Clustering - explained
posted on 12 Jun 2020 under category tutorial
On supervised learning (e.g. linear regression, decision tree), we already know what we are going to predict (target class, y), such as whether tomorrow will be raining or not. On the contrary, just like its name, unsupervised learning algorithms attempt to find pattern from the data - without knowing the labels (target class, y). One of unsupervised algorithms is clustering.
So, Clustering is the task of grouping data into two or more groups based on the properties of the data, and more exactly based on certain patterns which are more or less obvious in the data. The goal is to find those patterns in the data that help us be sure that, given a certain item in our dataset, we will be able to correctly place the item in a correct group, so that it is similar to other items in that group, but different from items in other groups. That means the clustering actually consists of two parts: one is to identify the groups and the other one is to try as much as possible to place every item in the correct group.
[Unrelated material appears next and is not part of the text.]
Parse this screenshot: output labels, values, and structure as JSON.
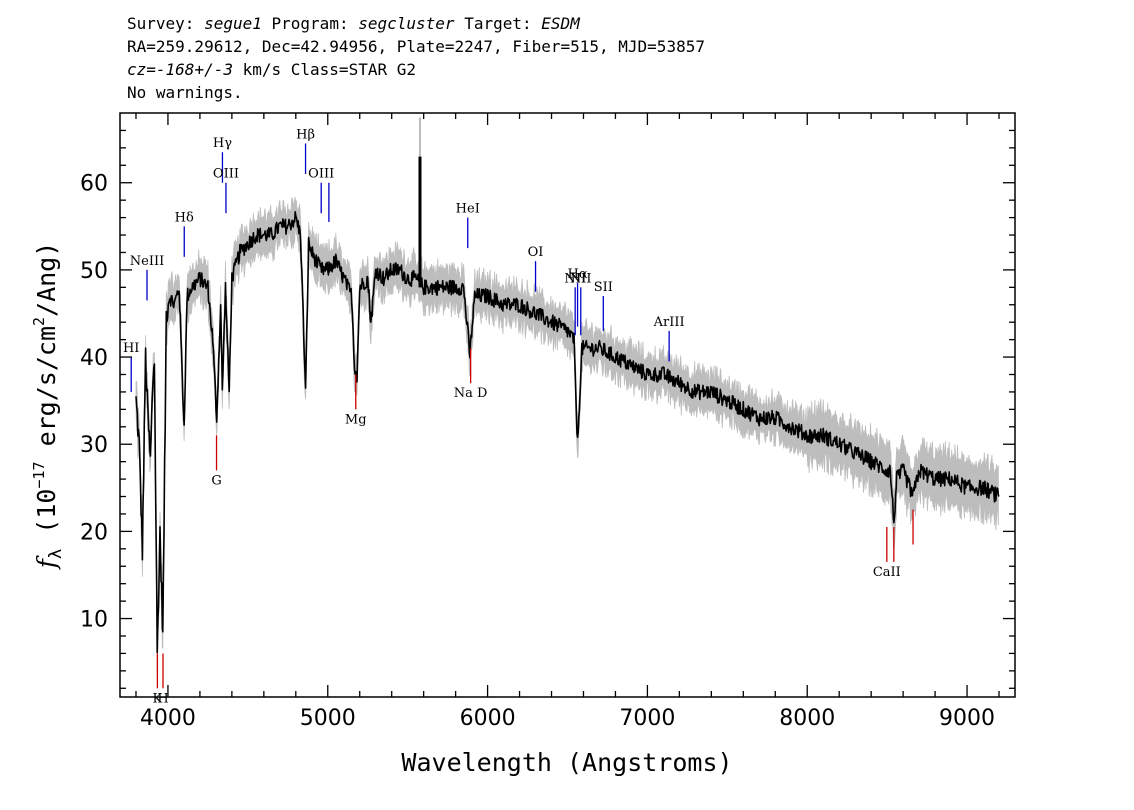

The ideal result for a clustering algorithm is that two items in the same group are as similar to each other, while two items from different groups are as different as possible.
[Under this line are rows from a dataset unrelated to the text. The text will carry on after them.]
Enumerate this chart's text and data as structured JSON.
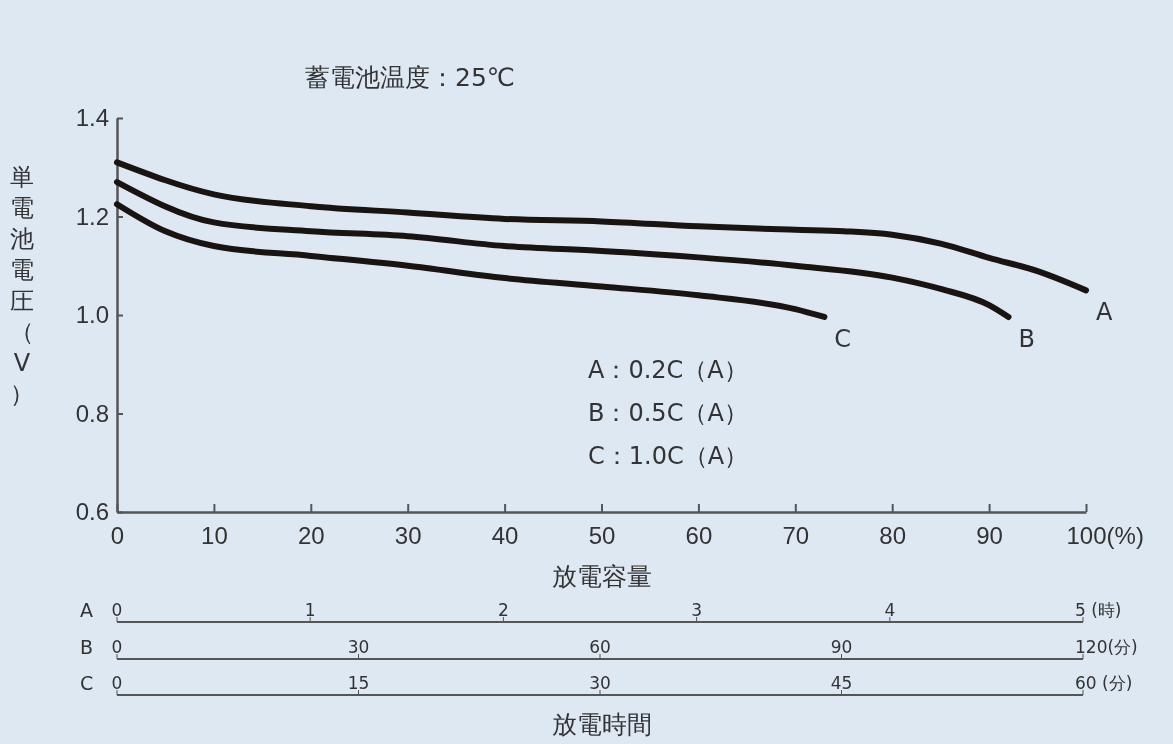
{
  "chart_data": [
    {
      "type": "line",
      "title": "蓄電池温度：25℃",
      "xlabel": "放電容量",
      "ylabel": "単電池電圧（V）",
      "xlim": [
        0,
        100
      ],
      "xticks": [
        0,
        10,
        20,
        30,
        40,
        50,
        60,
        70,
        80,
        90,
        {
          "value": 100,
          "label": "100(%)"
        }
      ],
      "ylim": [
        0.6,
        1.4
      ],
      "yticks": [
        0.6,
        0.8,
        {
          "value": 1.0,
          "label": "1.0"
        },
        1.2,
        1.4
      ],
      "grid": false,
      "legend": false,
      "marker": "none",
      "line_style": "solid",
      "annotations": [
        "A：0.2C（A）",
        "B：0.5C（A）",
        "C：1.0C（A）"
      ],
      "series": [
        {
          "name": "A",
          "color": "#1a1410",
          "x": [
            0,
            10,
            20,
            30,
            40,
            50,
            60,
            70,
            75,
            80,
            85,
            90,
            95,
            100
          ],
          "values": [
            1.31,
            1.245,
            1.221,
            1.208,
            1.195,
            1.19,
            1.18,
            1.173,
            1.17,
            1.163,
            1.145,
            1.116,
            1.089,
            1.05
          ]
        },
        {
          "name": "B",
          "color": "#1a1410",
          "x": [
            0,
            10,
            20,
            30,
            40,
            50,
            60,
            70,
            80,
            85,
            90,
            92
          ],
          "values": [
            1.27,
            1.188,
            1.17,
            1.16,
            1.14,
            1.13,
            1.117,
            1.1,
            1.076,
            1.053,
            1.02,
            0.996
          ]
        },
        {
          "name": "C",
          "color": "#1a1410",
          "x": [
            0,
            5,
            10,
            20,
            30,
            40,
            50,
            60,
            70,
            73
          ],
          "values": [
            1.225,
            1.17,
            1.14,
            1.12,
            1.1,
            1.075,
            1.058,
            1.04,
            1.012,
            0.996
          ]
        }
      ]
    },
    {
      "type": "other",
      "title": "A",
      "annotations": [
        "0",
        "1",
        "2",
        "3",
        "4",
        "5 (時)"
      ]
    },
    {
      "type": "other",
      "title": "B",
      "annotations": [
        "0",
        "30",
        "60",
        "90",
        "120(分)"
      ]
    },
    {
      "type": "other",
      "title": "C",
      "annotations": [
        "0",
        "15",
        "30",
        "45",
        "60 (分)"
      ],
      "xlabel": "放電時間"
    }
  ]
}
It can be used for various things:
A real-world brief example would be customer segmentation. As a business selling various type of products, it would be very difficult to find the perfect business strategy for each and every customer. But we can be smart about it and try to group our customers into a few subgroups, understand what those customers all have in common and adapt our business strategy for every group. Coming up with the wrong business strategy to a customer would mean perhaps losing that customer, so it’s important that we’ve achieved a good clustering of our market.
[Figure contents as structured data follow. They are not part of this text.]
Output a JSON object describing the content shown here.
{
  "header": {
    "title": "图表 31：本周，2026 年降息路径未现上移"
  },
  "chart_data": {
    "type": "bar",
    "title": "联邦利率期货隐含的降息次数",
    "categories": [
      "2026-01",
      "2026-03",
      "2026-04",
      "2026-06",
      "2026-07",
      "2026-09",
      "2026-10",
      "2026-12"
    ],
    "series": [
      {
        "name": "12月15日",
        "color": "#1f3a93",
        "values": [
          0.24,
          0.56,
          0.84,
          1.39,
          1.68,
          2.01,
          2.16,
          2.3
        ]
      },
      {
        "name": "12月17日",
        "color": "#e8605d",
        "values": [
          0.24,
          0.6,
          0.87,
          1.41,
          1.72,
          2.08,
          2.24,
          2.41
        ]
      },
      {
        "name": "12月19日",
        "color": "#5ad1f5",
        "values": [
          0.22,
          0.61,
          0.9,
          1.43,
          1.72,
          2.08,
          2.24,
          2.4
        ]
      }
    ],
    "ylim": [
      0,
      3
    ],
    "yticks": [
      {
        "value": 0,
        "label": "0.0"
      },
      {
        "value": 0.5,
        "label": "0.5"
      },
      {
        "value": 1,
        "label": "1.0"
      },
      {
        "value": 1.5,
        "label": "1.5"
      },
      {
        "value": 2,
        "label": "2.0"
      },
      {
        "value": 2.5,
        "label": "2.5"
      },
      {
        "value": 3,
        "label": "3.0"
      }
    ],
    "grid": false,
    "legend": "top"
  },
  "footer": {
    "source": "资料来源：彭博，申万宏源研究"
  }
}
Classification is the result of supervised learning which means that there is a known label that you want the system to generate. For example, if you built a fruit classifier, it would say “this is an orange, this is an apple”, based on you showing it examples of apples and oranges.
Clustering is the result of unsupervised learning which means that you’ve seen lots of examples, but don’t have labels. In this case, the clustering might return with “fruits with soft skin and lots of dimples”, “fruits with shiny hard skin” and “elongated yellow fruits” based not merely showing lots of fruit to the system, but not identifying the names of different types of fruit. Moreover, they are called clusters
Given the subjective nature of clustering tasks, there are various algorithms that suit different types of problems. Each algorithm has its own rules and the mathematics behind how clusters are calculated. Clustering can be of many types based on Cluster Formation Methods. Followings are some other cluster formation methods −
In these methods, the clusters are formed as the dense region. The advantage of these methods is that they have good accuracy as well as good ability to merge two clusters. Ex. Density-Based Spatial Clustering of Applications with Noise (DBSCAN), Ordering Points to identify Clustering structure (OPTICS) etc.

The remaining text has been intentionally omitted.